Monday, July 03, 2006



Don Winslow uses a quote from Psalms to give his powerful new thriller a title: “Deliver my soul from the sword; my love from the power of the dog.” It's an extremely apt frame for this heartbreaking chronicle of the drug wars between the U.S. and Mexico: Biblical in its dramatic scope and the classic beauty of its prose, which rumbles in the background like heavenly thunder. (Readers might remember feeling the same emotions when they began Mario Puzo's The Godfather.)

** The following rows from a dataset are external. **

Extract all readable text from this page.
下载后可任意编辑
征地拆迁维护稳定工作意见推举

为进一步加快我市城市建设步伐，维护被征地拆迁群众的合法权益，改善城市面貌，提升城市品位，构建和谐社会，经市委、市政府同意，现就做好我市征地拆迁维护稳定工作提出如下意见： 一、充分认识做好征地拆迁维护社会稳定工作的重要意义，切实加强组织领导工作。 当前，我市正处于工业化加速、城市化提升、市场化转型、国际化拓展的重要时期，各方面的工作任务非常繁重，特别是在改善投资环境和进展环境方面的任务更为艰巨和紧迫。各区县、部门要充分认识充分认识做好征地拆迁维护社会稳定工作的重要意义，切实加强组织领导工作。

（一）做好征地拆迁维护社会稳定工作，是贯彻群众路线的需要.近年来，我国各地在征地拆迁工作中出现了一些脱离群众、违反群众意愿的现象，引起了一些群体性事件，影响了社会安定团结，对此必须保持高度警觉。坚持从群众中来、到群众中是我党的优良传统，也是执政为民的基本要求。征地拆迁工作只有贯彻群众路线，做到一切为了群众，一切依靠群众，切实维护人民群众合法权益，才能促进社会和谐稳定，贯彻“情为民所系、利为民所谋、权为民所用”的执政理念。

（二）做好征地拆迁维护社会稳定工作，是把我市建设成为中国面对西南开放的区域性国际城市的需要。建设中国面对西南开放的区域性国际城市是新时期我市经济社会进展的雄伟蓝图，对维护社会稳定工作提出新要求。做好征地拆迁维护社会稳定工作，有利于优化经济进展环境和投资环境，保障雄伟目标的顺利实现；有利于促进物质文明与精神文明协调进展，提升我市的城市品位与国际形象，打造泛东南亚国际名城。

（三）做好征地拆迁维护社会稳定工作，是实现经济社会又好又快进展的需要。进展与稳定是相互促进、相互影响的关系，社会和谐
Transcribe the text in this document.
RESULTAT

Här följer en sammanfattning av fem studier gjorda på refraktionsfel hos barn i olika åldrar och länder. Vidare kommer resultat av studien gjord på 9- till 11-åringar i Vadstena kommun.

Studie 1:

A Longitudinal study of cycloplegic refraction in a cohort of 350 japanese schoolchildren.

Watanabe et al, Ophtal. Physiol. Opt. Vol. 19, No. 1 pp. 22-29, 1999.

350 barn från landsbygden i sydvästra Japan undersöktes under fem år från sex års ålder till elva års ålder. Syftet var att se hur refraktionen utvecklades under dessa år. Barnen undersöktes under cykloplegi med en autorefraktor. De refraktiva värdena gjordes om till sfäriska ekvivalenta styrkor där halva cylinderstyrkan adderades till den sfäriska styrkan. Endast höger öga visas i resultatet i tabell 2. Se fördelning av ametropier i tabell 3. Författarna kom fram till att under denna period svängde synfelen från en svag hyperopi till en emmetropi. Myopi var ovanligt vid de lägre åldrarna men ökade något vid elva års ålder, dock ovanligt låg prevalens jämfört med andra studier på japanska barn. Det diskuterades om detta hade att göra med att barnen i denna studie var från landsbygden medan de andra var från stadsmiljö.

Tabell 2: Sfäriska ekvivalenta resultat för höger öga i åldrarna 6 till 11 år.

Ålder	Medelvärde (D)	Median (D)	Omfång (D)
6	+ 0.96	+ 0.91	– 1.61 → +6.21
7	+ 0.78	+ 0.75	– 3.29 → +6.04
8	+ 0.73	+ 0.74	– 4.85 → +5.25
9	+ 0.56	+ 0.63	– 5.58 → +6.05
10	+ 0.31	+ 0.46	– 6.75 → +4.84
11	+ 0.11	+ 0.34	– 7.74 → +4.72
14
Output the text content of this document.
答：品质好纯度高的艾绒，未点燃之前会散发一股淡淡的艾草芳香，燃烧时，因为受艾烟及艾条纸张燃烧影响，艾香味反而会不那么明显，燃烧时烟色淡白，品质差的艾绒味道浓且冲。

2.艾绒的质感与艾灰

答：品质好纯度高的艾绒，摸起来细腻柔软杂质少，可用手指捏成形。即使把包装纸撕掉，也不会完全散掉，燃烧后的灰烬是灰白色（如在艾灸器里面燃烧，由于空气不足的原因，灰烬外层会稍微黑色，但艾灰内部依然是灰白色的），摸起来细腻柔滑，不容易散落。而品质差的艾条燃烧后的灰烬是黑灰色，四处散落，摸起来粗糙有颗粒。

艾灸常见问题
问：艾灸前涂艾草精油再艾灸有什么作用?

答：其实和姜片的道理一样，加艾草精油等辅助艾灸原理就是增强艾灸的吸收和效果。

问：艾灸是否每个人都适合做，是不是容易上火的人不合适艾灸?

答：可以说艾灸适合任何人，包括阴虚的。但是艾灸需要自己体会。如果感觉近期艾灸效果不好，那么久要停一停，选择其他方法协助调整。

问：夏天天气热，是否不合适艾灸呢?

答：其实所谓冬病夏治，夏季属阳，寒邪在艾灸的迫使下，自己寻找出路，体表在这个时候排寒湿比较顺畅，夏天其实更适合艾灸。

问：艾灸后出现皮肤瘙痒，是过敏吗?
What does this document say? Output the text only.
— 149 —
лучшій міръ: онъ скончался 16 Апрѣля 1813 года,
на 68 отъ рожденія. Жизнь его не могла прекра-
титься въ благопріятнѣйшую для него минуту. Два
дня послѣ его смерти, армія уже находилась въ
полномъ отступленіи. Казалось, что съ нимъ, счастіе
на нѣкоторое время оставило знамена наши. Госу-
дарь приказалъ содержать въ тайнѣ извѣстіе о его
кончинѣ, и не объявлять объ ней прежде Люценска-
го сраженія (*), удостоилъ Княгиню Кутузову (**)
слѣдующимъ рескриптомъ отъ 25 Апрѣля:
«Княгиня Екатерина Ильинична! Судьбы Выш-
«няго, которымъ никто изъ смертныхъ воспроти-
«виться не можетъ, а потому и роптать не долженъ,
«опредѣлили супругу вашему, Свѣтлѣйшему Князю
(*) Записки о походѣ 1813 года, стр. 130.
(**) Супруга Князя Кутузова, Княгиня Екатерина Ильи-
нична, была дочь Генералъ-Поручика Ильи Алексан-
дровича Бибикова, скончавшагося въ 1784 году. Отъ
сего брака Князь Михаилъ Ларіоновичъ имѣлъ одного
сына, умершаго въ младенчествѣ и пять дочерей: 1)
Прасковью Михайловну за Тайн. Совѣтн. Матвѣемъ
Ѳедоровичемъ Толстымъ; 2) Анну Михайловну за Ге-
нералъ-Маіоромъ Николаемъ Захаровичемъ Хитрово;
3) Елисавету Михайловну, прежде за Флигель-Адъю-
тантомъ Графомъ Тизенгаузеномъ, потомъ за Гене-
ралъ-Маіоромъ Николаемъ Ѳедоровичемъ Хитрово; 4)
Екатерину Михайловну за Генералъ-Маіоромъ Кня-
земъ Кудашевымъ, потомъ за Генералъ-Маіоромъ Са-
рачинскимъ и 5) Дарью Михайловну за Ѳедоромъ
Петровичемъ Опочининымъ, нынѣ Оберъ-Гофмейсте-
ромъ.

Choosing to tell a story that takes place over 25 years in the present tense is an act of considerable courage, but Winslow has created a lead character who can carry it off: a DEA agent named Art Keller who is a walking monument to the dedication and futility of those people who spend their lives fighting drugs. As a rookie posted to Culican, Keller makes friends with the Barrera brothers - who turn out to be related to Mexico's leading drug dealer. One of the brothers, Adan, takes over the family business: both he and Keller are contenders for the favors of Nora Hayden, a call girl with a heart of pure cocaine. And a hired killer named Sean Callan is the official ambassador of the American Mafia to the Latin American narcotics scene.
Using these four main characters, Winslow (whose 1998 thriller THE DEATH AND LIFE OF BOBBY Z is one of the classics of the crime genre) manages to cram into over 500 pages enough new information about how and why the drug wars have gone so badly that we want more - especially the explosive poetry of his writing.